Thrasher didn’t speak. He just held me, his chest solid beneath my cheek, the steady thump of his heart somehow proof that the earth still turned. But I hated it. I hated that it kept moving when she wasn’t here.
The rest of the night blurred. Voices came and went. Brothers filled the waiting room, grim and silent, their fury simmering so hot I could feel it even from where I curled in Thrasher’s lap. Tiny still clung to life down the hall, his body a battlefield, his brain fighting for every second. But Lyric… she was already on the other side, and nothing was going to pull her back.

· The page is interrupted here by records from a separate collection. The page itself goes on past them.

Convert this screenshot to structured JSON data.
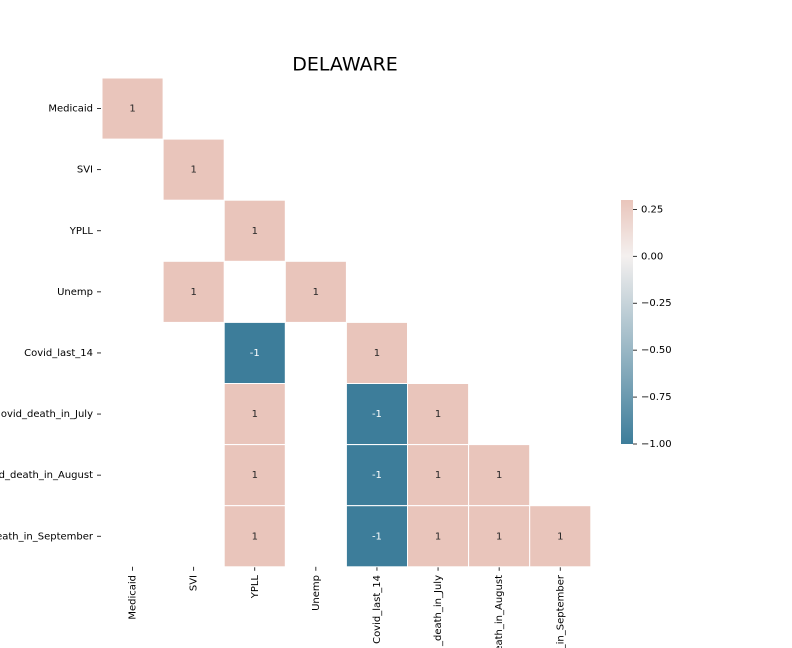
{
  "chart_data": {
    "type": "heatmap",
    "title": "DELAWARE",
    "row_labels": [
      "Medicaid",
      "SVI",
      "YPLL",
      "Unemp",
      "Covid_last_14",
      "ovid_death_in_July",
      "d_death_in_August",
      "eath_in_September"
    ],
    "col_labels": [
      "Medicaid",
      "SVI",
      "YPLL",
      "Unemp",
      "Covid_last_14",
      "_death_in_July",
      "eath_in_August",
      "_in_September"
    ],
    "values": [
      [
        1,
        null,
        null,
        null,
        null,
        null,
        null,
        null
      ],
      [
        null,
        1,
        null,
        null,
        null,
        null,
        null,
        null
      ],
      [
        null,
        null,
        1,
        null,
        null,
        null,
        null,
        null
      ],
      [
        null,
        1,
        null,
        1,
        null,
        null,
        null,
        null
      ],
      [
        null,
        null,
        -1,
        null,
        1,
        null,
        null,
        null
      ],
      [
        null,
        null,
        1,
        null,
        -1,
        1,
        null,
        null
      ],
      [
        null,
        null,
        1,
        null,
        -1,
        1,
        1,
        null
      ],
      [
        null,
        null,
        1,
        null,
        -1,
        1,
        1,
        1
      ]
    ],
    "clim": [
      -1,
      0.3
    ],
    "cticks": [
      {
        "value": 0.25,
        "label": "0.25"
      },
      {
        "value": 0,
        "label": "0.00"
      },
      {
        "value": -0.25,
        "label": "−0.25"
      },
      {
        "value": -0.5,
        "label": "−0.50"
      },
      {
        "value": -0.75,
        "label": "−0.75"
      },
      {
        "value": -1,
        "label": "−1.00"
      }
    ],
    "colors": {
      "low": "#3d7d9a",
      "mid": "#f4f0ef",
      "high": "#e9c5bb"
    }
  }
}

When the worst of the storm inside me burned down to an empty ache, Thrasher shifted me so I had to meet his eyes. His face was rough, blood still in the cut at his temple, his jaw dark with stubble, but his gaze was steady, unflinching.
“Melody,” he said, his voice low and grave. “I need to ask you something, and I need you to answer me straight.”
I blinked at him, numb, hollow. “What?”
“Do you trust me?”
The question hit me like a shove. “You know I do.”
“Do you?” he pressed. “All the way?”
My throat went dry. “What are you saying?”
He glanced around once, then leaned in closer, his breath brushing my hair. “You know my world doesn’t run on the same rules as everybody else’s. You’ve seen enough to know that. I want to know that you understand what comes next, and that when it does, you’re either behind me or you walk away. I can’t have you halfway. Not on this.”
His words sliced through the haze of grief like a knife.
“What comes next?” I whispered, though I already knew.
His eyes darkened, hard and merciless. “I’m going to end them. Logan. BJ. Both. And anyone else involved. They touched what’s mine. They took your blood. There’s no world where they breathe another day if I’ve got the say.”
The air vanished from my lungs. My heart hammered so loud it was all I heard. “You mean—you’re going to kill them.” I whispered the words unsure this was really happening.
“I mean they’ll never have another chance to touch you. Or anyone you love.” His grip on my hands tightened. “That’s not up for debate, Melody. That’s not negotiable. What is—is whether you can live with it. Whether you can live with me after it.”
The room spun. I wanted to scream that this wasn’t who I was. I wasn’t a woman who thirsted for blood, who believed revenge brought anything but more grief. I’d spent years dreaming of a life outside violence, outside control.
But Lyric’s face swam in front of me. The way she laughed, the way she teased me, the way she clutched Tiny’s cut like she belonged against it on him. The future they had yet to begin. The sound of her scream before the truck hit. The sight of her broken body on the asphalt.
She was gone because of them.
And me? I was still here. Breathing. Trembling. Hiding inside Thrasher’s arms because with him, I felt something I hadn’t felt since I was a child—safe.
Safe, because he was the kind of man who didn’t let threats grow.
I closed my eyes, twisting up inside so bad I thought I’d break apart. My old self—the girl who begged for peace, who prayed for mercy—told me to say no. To beg him not to add more death to the pile.